EUCHARIUS ROESSLIN
KREUTERBUCH, 1538
AN UNUSUAL HERBAL BOOK
The title of the work is "Herbal, of All Herbs, Animals, Stones and Metal, Nature, Value and Use". It was published by Christian Egenolff in Frankfurt am Main in 1538. The title already makes it clear that this work is not a herbal in the classic sense.
With the first edition of 1533, Roesslin intended to combine two important works in one handy book and make the contents accessible to a wide readership. The book is divided into four parts and covers the art of distillation, then animals, inanimate nature, and finally plants. Their uses follow each description. The more than 300 pages contain almost 250 old-coloured woodcuts, as well as a title woodcut and a title-page border. The binding of the present example consists of a two-column, medieval manuscript on parchment with a coloured initial H.
The woodcuts represent plants, animals, and the processing of mineral soils using alchemy. The work also contains famous images of a physician at a patient's bedside, an apothecary and herb collectors at work.
A HEALTH BOOK FOR THE COMMON MAN
In the prologue, Eucharius Roesslin makes it clear that his work is specifically directed at the "common man"; i.e., the general public, the entire alphabetised population, all professionals and individuals who could read and write the common language.
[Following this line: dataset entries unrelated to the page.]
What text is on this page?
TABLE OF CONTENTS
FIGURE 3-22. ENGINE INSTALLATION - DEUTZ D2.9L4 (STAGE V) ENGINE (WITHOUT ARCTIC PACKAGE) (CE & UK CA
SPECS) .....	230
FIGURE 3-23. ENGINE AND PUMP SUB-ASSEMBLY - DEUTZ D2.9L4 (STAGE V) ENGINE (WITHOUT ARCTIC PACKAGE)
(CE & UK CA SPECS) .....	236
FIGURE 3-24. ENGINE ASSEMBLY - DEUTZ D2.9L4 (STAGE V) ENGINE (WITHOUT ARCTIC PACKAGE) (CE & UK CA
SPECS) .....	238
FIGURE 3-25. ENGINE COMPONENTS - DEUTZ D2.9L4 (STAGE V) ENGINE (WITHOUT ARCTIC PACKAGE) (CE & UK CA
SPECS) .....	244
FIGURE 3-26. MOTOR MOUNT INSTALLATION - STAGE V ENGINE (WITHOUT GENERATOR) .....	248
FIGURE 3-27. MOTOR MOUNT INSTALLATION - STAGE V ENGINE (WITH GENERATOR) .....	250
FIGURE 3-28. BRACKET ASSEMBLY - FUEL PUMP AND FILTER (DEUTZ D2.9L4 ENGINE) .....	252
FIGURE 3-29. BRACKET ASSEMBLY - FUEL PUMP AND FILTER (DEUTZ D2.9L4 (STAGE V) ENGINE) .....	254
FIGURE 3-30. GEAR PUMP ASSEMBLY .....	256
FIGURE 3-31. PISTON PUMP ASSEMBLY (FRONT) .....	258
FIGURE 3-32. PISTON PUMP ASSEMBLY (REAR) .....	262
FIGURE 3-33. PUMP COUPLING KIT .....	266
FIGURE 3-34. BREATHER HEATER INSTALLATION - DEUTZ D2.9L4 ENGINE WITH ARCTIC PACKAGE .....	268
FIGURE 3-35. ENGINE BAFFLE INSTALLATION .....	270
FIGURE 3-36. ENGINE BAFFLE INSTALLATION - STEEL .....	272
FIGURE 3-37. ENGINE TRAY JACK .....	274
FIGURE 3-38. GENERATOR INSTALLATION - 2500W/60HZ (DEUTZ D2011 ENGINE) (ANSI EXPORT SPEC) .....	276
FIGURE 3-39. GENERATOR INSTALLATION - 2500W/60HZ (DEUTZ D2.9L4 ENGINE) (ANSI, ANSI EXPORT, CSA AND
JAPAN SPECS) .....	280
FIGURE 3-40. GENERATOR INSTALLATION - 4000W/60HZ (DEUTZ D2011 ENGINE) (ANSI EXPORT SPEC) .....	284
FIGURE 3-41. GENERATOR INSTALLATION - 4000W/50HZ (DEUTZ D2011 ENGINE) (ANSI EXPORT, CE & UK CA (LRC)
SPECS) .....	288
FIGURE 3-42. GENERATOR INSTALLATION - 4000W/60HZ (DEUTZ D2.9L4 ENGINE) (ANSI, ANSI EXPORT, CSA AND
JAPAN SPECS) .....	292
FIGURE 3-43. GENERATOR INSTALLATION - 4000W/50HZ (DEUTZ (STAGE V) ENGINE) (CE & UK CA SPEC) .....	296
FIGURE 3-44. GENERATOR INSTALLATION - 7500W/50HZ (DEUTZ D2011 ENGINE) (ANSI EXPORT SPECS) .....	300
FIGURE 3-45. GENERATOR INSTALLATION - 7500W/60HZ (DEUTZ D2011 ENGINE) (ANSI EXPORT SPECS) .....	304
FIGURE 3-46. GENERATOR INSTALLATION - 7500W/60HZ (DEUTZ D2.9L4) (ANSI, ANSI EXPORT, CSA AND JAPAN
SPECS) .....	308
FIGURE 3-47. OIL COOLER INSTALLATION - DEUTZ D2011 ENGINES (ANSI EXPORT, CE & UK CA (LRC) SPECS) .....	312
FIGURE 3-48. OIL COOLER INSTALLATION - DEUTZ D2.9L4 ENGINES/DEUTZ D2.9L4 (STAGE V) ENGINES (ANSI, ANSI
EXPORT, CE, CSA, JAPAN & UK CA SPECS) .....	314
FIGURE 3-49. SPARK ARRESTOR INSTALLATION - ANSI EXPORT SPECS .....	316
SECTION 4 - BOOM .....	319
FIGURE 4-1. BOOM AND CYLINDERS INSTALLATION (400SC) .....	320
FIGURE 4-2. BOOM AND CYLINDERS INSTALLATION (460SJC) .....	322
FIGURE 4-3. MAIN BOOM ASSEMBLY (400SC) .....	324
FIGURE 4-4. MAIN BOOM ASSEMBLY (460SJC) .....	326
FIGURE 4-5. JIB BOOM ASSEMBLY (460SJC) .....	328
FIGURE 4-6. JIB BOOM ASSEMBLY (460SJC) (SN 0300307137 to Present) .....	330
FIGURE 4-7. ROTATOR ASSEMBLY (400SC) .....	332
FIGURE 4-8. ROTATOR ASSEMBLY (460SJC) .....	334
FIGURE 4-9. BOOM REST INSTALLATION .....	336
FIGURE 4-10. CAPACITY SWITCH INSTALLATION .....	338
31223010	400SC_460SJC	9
It was intended to convey the current knowledge of nature and its use. Its purpose was not to increase general knowledge, but rather to outline how nature could be used to maintain one's health and to treat diseases.
The image material was intended to convey to the readers what the plants, animals and minerals looked like and how they could be processed. The woodcuts originated from earlier editions of the "Gart der Gesundheit" (Garden of Health) or similar works.
The work was a great success with his contemporaries, also evidenced by the numerous editions published within just a few years. Only in later centuries was the work heavily criticised and deemed plagiarism.
ROESSLIN JUNIOR AND SENIOR
The author is not listed on the title page of the work. It is a new edition of a work that was already known at that time which Eucharius Roesslin the younger (before 1500 to about 1554) had written. Roesslin was the son of the city physician of the same name from Frankfurt am Main who had become famous through his work "Der schwangeren Frauen und Hebammen Rosengarten" (The Rose Garden of Pregnant Women and Midwives). Eucharius Roesslin the younger translated this book, which was aimed at the female readership, and published his own works in the common language. Like his father, he also held the position of city physician. He adapted his name, as was common among scholars during the Renaissance, to an ancient language and called himself "Rhodion" in ancient Greek.
Roesslin's herbal resulted from a compilation of two works which played a prominent role when books were first printed for medicine: "Gart der Gesundheit" by Johann de Cuba and the Small Book of Distillation by Hieronymus Brunschwig published in 1500.
A MEDIEVAL MEDICINAL TREASURE
The book is not an original creation. Rather, it brought the treasure that was medieval medicine into modern times and enriched it with additional knowledge of nature. This knowledge formed a basis which continued to be handed down into the 18th century.
Roesslin enabled his contemporaries to acquire the knowledge of the time and implement it to promote their own health. Despite distancing itself to a certain extent from the purely religious interpretation of nature which prevailed in the Middle Ages, early modern natural science remained strongly interwoven with moral and magical ideas.
According to the logic of the time, white saltpetre cleaned people inside and out, the shining stone of Ophtamus not only healed eye problems but could also make its wearer invisible by dazzling his/her surroundings, and holy incense healed every wound, strengthened the heart and made it joyful.